Parole in gabbia
Nel suo romanzo 1984, George Orwell parla di newspeak, una neolingua progettata dallo Stato totalitario (immaginario) di Oceania per plasmare i pensieri e limitare la libertà di espressione, espungendo le parole che possono rappresentare una minaccia per il regime (libertà, rivoluzione, critica e tante altre). I pensieri ribelli diventano «psicoreati». I «buonpensanti» sono invece coloro che pensano in modo totalmente approvato dal regime, mentre le «nonpersone» sono quelle che hanno trasgredito le regole della neolingua e perciò vengono cancellate dalla memoria dello Stato e del Partito, come se non fossero mai esistite. Oggi assistiamo a un’accelerazione della diffusione del vocabolario informatico nella lingua quotidiana, che rischia di trasformarla in una «neolingua» più oppressiva che liberante.
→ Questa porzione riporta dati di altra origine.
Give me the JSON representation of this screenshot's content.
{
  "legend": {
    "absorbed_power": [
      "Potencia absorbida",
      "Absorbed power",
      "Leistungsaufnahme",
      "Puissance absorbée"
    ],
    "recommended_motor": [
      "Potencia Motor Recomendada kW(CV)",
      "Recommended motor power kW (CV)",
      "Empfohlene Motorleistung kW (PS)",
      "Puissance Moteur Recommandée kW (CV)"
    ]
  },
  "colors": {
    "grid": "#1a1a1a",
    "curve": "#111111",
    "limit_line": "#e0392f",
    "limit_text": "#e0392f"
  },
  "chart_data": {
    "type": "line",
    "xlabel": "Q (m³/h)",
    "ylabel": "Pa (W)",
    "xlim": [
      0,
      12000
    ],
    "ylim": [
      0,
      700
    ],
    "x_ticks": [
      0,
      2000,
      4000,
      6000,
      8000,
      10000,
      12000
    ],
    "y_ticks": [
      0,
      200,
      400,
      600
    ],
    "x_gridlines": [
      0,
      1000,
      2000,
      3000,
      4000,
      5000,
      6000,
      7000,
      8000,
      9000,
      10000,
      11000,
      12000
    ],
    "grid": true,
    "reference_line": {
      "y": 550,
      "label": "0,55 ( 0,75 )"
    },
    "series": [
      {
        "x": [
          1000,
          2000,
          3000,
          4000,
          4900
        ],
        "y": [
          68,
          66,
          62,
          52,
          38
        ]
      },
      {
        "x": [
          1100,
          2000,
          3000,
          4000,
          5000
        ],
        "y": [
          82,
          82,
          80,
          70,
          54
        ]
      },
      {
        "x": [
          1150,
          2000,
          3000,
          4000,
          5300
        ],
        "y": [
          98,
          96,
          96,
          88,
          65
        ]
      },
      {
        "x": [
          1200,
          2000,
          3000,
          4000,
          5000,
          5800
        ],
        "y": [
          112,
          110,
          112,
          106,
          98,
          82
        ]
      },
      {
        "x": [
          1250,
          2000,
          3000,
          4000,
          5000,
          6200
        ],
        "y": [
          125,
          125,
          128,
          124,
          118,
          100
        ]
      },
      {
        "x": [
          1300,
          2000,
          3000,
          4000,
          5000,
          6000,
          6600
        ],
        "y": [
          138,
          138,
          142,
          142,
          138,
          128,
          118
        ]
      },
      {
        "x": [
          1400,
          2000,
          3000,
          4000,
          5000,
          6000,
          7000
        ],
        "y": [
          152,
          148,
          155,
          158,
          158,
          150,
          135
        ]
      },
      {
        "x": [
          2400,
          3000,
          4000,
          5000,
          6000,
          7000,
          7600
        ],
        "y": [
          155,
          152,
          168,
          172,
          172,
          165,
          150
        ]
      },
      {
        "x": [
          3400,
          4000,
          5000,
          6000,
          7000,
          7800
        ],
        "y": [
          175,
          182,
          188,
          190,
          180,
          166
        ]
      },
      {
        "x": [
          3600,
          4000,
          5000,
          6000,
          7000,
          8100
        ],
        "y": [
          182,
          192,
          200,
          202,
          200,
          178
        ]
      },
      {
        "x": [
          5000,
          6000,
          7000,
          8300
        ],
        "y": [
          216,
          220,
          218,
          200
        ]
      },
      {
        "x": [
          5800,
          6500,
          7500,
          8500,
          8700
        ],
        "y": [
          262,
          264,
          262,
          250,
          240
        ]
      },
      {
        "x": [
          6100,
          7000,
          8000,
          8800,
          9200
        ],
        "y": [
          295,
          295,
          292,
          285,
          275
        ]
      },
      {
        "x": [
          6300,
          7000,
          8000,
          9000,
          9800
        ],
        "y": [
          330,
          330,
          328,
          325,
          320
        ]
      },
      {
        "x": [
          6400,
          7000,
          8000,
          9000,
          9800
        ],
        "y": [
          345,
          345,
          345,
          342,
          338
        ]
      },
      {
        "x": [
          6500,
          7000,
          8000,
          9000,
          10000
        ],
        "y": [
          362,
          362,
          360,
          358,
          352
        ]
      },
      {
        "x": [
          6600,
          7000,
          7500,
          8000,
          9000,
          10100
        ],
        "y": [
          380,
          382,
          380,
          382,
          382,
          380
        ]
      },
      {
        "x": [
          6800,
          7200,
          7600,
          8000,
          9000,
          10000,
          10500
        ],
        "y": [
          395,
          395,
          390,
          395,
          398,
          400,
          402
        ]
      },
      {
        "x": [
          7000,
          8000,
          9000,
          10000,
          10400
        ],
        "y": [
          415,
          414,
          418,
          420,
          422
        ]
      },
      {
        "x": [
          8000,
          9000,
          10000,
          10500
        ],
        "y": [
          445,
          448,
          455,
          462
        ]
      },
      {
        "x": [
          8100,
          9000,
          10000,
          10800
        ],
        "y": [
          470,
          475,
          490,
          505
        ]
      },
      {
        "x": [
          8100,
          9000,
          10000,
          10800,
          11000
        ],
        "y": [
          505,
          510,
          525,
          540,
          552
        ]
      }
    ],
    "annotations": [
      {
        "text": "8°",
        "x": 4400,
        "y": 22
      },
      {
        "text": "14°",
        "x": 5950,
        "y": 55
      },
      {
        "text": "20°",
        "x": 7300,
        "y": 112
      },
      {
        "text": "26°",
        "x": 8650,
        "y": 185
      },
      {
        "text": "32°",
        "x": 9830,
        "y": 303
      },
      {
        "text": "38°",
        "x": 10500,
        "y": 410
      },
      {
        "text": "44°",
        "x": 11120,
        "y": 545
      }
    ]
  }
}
Due esempi per riflettere. Il trionfo dei codici, che si manifesta nella moltiplicazione degli acronimi ai limiti dell’afasia (da Adhd per indicare i deficit di attenzione a Lgbtq+ per indicare la varietà di orientamenti sessuali e identità di genere che non si riconoscono nelle tradizionali forme del rapporto uomo/donna); l’uso massiccio di etichette, che ci «profilano» e creano gusci identitari rigidi e incapaci di cogliere le singolarità (boomers, migranti, bipolari, transgender, binari/non binari, ecc.). «I confini della mia lingua sono i confini del mio mondo», scriveva il filosofo del linguaggio Ludwig Wittgenstein. Cerchiamo di non renderli troppo angusti.